The use of non-disclosure agreements to access beta software has also been targeted.
The use of non-disclosure agreements to access beta software has also been targeted. Photo credit: Getty Images

US car safety regulators have asked Tesla why it failed to recall its vehicles to update its Autopilot driver-assistance system instead of using an over-the-air software update.

The National Highway Traffic Safety Administration (NHTSA) has also questioned the Elon Musk-run company's requirement to use non-disclosure agreements (NDAs) for beta testing its software.

The issues were raised in two separate letters sent to the company as the NHTSA continues a formal investigation into the Autopilot system after crashes involving Teslas and stationary emergency vehicles.

The probe came after the agency identified 12 crashes since 2018 where Teslas "have encountered first responder scenes and subsequently struck one or more vehicles involved with those scenes", it said at the time.

In the first letter, the NHTSA makes it clear it considers a software update related to vehicle safety requires a recall and wants to know the "technical and/or legal basis for declining" to do so.

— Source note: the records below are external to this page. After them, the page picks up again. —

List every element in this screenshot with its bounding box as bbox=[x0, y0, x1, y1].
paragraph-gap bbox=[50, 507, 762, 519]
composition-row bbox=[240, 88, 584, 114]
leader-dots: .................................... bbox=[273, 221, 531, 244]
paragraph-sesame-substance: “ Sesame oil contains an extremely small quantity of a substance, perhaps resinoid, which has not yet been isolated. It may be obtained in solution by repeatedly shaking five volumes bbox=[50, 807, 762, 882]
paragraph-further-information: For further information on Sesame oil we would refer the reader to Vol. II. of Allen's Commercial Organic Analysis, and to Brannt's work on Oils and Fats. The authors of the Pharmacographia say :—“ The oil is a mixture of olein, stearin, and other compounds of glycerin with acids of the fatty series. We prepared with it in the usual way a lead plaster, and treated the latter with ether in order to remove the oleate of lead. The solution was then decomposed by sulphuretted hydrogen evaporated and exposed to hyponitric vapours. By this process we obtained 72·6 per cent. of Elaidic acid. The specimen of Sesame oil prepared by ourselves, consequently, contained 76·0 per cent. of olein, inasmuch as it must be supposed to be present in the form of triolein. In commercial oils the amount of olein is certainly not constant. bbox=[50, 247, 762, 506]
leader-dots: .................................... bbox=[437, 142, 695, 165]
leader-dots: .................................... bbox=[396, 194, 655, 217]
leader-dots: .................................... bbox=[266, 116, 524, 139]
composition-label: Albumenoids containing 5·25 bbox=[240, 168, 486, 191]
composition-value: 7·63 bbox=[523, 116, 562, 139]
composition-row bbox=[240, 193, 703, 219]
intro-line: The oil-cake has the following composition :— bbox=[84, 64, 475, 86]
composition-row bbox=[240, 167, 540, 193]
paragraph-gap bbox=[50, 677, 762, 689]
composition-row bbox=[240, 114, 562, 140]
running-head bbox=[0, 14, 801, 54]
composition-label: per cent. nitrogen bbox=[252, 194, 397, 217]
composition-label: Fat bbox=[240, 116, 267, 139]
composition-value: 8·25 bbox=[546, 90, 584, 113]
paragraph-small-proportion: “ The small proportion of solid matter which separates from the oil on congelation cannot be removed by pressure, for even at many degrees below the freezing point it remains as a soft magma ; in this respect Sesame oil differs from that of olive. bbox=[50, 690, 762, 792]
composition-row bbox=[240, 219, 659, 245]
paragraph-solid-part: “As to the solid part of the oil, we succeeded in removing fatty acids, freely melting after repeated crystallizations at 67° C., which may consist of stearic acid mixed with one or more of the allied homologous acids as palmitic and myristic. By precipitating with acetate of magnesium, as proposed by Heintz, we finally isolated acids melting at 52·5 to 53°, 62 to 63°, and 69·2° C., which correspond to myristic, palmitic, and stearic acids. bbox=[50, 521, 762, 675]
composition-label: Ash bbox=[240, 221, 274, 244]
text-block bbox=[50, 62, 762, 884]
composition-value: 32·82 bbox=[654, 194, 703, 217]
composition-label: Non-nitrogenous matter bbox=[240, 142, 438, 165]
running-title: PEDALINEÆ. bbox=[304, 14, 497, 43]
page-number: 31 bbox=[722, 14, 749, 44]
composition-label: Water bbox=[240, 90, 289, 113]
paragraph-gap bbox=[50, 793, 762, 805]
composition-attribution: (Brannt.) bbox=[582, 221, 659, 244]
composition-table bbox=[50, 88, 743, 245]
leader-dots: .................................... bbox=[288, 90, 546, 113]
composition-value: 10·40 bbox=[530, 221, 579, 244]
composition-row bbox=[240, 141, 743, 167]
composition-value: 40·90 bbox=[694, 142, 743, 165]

"As Tesla is aware, the Safety Act imposes an obligation on manufacturers of motor vehicles to initiate a recall by notifying NHTSA when they determine vehicles or equipment they produced contain defects related to motor vehicle safety or do not comply with an applicable motor vehicle safety standard," the agency said.

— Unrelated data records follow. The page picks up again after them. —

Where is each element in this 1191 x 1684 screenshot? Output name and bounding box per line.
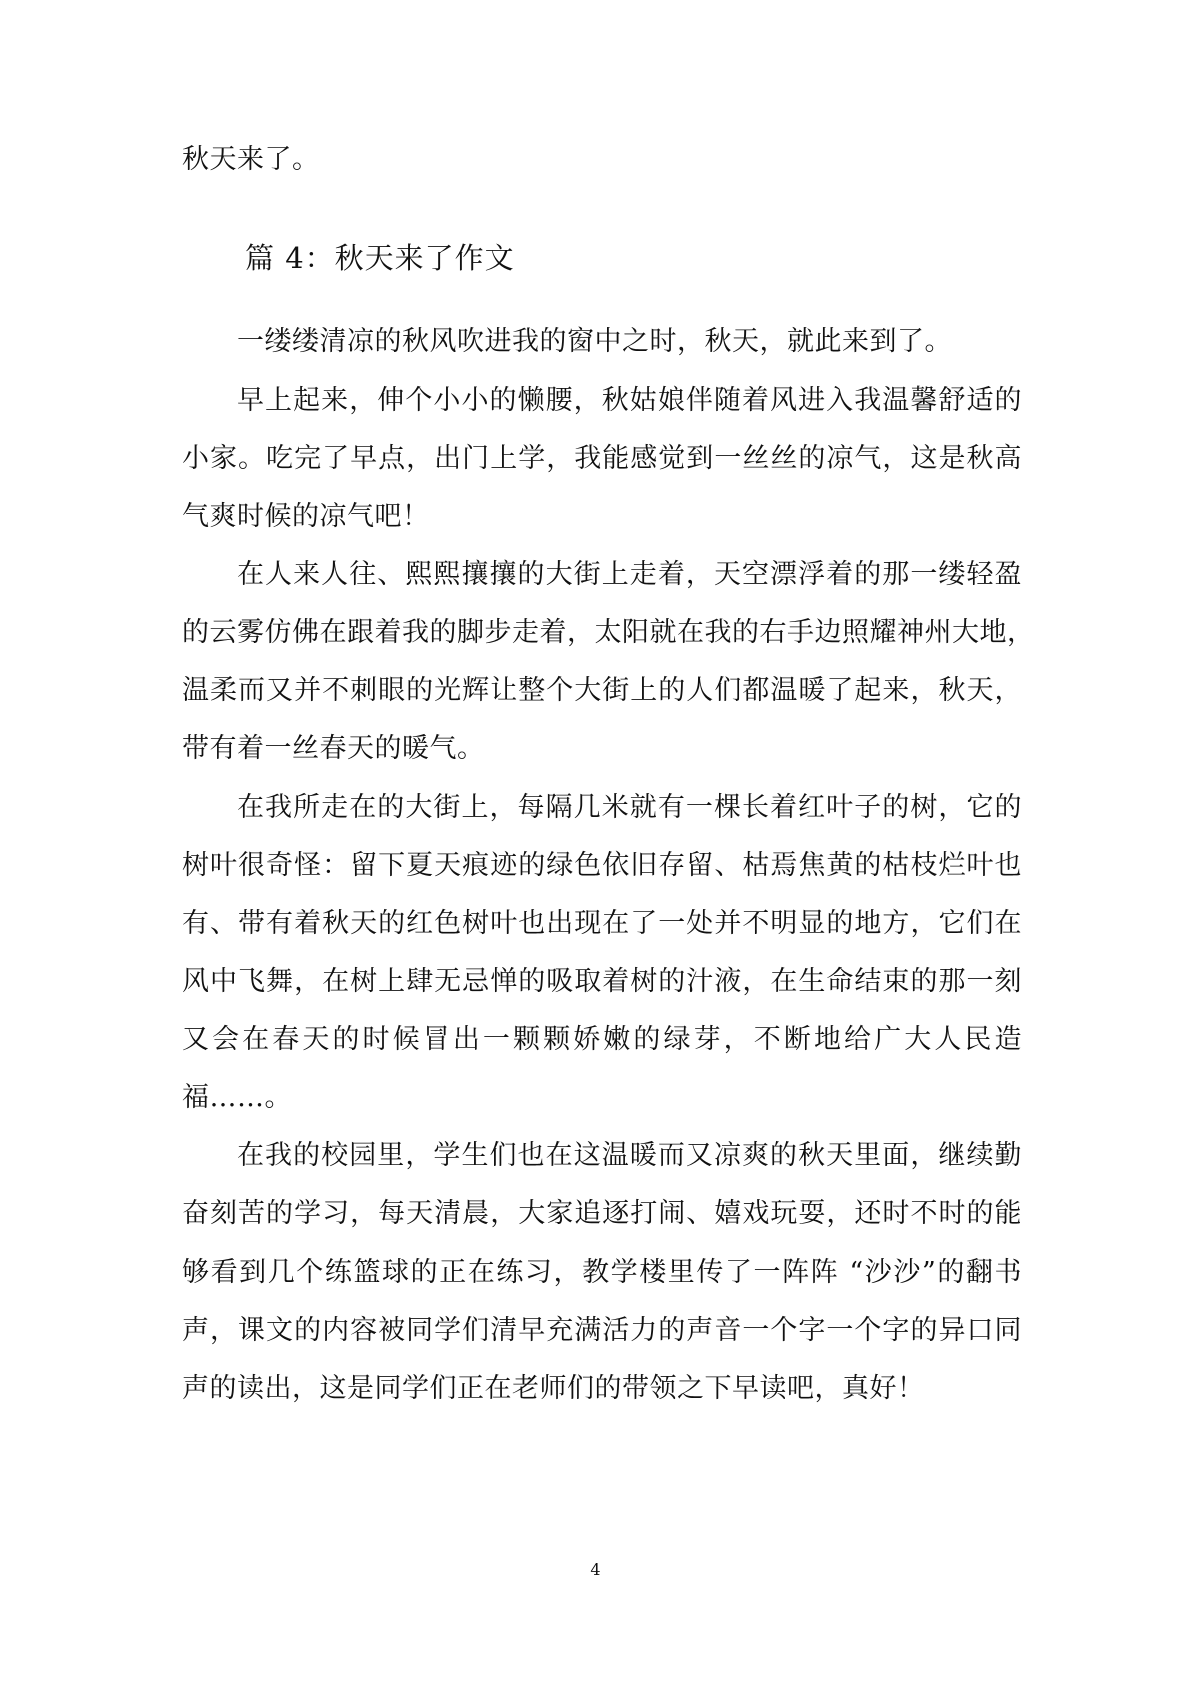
paragraph-line: 又会在春天的时候冒出一颗颗娇嫩的绿芽，不断地给广大人民造: [182, 1024, 1022, 1055]
paragraph-line: 温柔而又并不刺眼的光辉让整个大街上的人们都温暖了起来，秋天，: [182, 675, 1022, 706]
paragraph-line: 的云雾仿佛在跟着我的脚步走着，太阳就在我的右手边照耀神州大地，: [182, 617, 1035, 648]
paragraph-line: 在我所走在的大街上，每隔几米就有一棵长着红叶子的树，它的: [237, 792, 1022, 823]
paragraph-line: 在我的校园里，学生们也在这温暖而又凉爽的秋天里面，继续勤: [237, 1140, 1022, 1171]
paragraph-line: 在人来人往、熙熙攘攘的大街上走着，天空漂浮着的那一缕轻盈: [237, 559, 1022, 590]
paragraph-line: 够看到几个练篮球的正在练习，教学楼里传了一阵阵 “沙沙”的翻书: [182, 1257, 1022, 1288]
section-heading: 篇 4：秋天来了作文: [245, 241, 515, 275]
paragraph-line: 声的读出，这是同学们正在老师们的带领之下早读吧，真好！: [182, 1373, 925, 1404]
paragraph-line: 早上起来，伸个小小的懒腰，秋姑娘伴随着风进入我温馨舒适的: [237, 385, 1022, 416]
page-number: 4: [590, 1560, 601, 1579]
paragraph-line: 一缕缕清凉的秋风吹进我的窗中之时，秋天，就此来到了。: [237, 326, 952, 357]
paragraph-line: 声，课文的内容被同学们清早充满活力的声音一个字一个字的异口同: [182, 1315, 1022, 1346]
paragraph-line: 有、带有着秋天的红色树叶也出现在了一处并不明显的地方，它们在: [182, 908, 1022, 939]
paragraph-line: 带有着一丝春天的暖气。: [182, 733, 485, 764]
paragraph-line: 气爽时候的凉气吧！: [182, 501, 430, 532]
paragraph-line: 秋天来了。: [182, 144, 320, 175]
paragraph-line: 奋刻苦的学习，每天清晨，大家追逐打闹、嬉戏玩耍，还时不时的能: [182, 1198, 1022, 1229]
paragraph-line: 福……。: [182, 1082, 292, 1113]
paragraph-line: 小家。吃完了早点，出门上学，我能感觉到一丝丝的凉气，这是秋高: [182, 443, 1022, 474]
paragraph-line: 树叶很奇怪：留下夏天痕迹的绿色依旧存留、枯焉焦黄的枯枝烂叶也: [182, 850, 1022, 881]
paragraph-line: 风中飞舞，在树上肆无忌惮的吸取着树的汁液，在生命结束的那一刻: [182, 966, 1022, 997]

Tesla also failed to file a recall notice within the five working day period following the identification of the safety issue and issuing the over-the-air update.

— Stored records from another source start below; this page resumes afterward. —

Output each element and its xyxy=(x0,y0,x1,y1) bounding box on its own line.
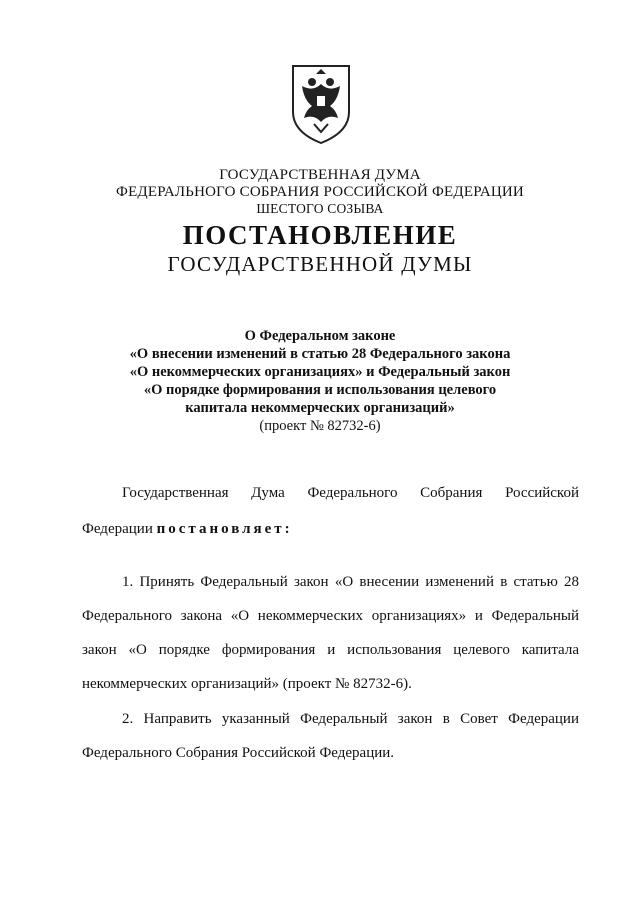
item-1-line-1: 1. Принять Федеральный закон «О внесении изменений в статью 28 xyxy=(122,574,579,590)
coat-of-arms-emblem xyxy=(290,62,352,146)
document-title: ПОСТАНОВЛЕНИЕ xyxy=(182,220,458,250)
preamble-prefix: Федерации xyxy=(82,521,157,537)
subject-line-1: О Федеральном законе xyxy=(244,328,396,344)
subject-line-5: капитала некоммерческих организаций» xyxy=(185,400,455,416)
subject-line-2: «О внесении изменений в статью 28 Федерального закона xyxy=(129,346,511,362)
decree-verb: постановляет: xyxy=(156,521,293,537)
item-1-line-2: Федерального закона «О некоммерческих организациях» и Федеральный xyxy=(82,608,579,624)
document-subtitle: ГОСУДАРСТВЕННОЙ ДУМЫ xyxy=(167,252,473,276)
preamble-line-2 xyxy=(82,520,579,538)
preamble-line-1: Государственная Дума Федерального Собрания Российской xyxy=(122,485,579,501)
item-1-line-3: закон «О порядке формирования и использования целевого капитала xyxy=(82,642,579,658)
subject-line-3: «О некоммерческих организациях» и Федеральный закон xyxy=(129,364,511,380)
header-line-1: ГОСУДАРСТВЕННАЯ ДУМА xyxy=(219,167,421,183)
project-number: (проект № 82732-6) xyxy=(259,418,381,434)
item-2-line-2: Федерального Собрания Российской Федерации. xyxy=(82,745,395,761)
subject-line-4: «О порядке формирования и использования целевого xyxy=(143,382,497,398)
header-line-2: ФЕДЕРАЛЬНОГО СОБРАНИЯ РОССИЙСКОЙ ФЕДЕРАЦИИ xyxy=(116,184,524,200)
item-2-line-1: 2. Направить указанный Федеральный закон в Совет Федерации xyxy=(122,711,579,727)
header-line-3: ШЕСТОГО СОЗЫВА xyxy=(256,201,384,216)
item-1-line-4: некоммерческих организаций» (проект № 82732-6). xyxy=(82,676,412,692)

"Any manufacturer issuing an over-the-air update that mitigates a defect that poses an unreasonable risk to motor vehicle safety is required to timely file an accompanying recall notice to NHTSA," the agency wrote.

Despite its name, 'Autopilot' doesn't take full control of the vehicle and still requires the driver to keep their hands on the wheel at all times.

Each Tesla ships with a basic driver assistance system but for an extra US$10,000 owners can purchase full self-driving (FSD) software that Musk has said will deliver full autonomous driving in the future. 

The second letter indicated the NHTSA had recently become aware of reports that participants in Tesla's FSD beta program had to sign NDAs that limit participants from sharing information that portrays it negatively.

"Given that NHTSA relies on reports from consumers as an important source of information in evaluating potential safety defects, any agreement that may prevent or dissuade participants in the early access beta release program from reporting safety concerns to NHTSA is unacceptable," the agency wrote.

"Moreover, even limitations on sharing certain information publicly adversely impacts NHTSA's ability to obtain information relevant to safety."

NHTSA had previously investigated Autopilot in 2017 but decided to take no action. The current probe encompasses the 765,000 vehicles with Autopilot in the US built since 2014.

Tesla has until November 1 to respond to the NHTSA's letters and is liable to be fined tens of thousands of dollars every day if it fails to do so.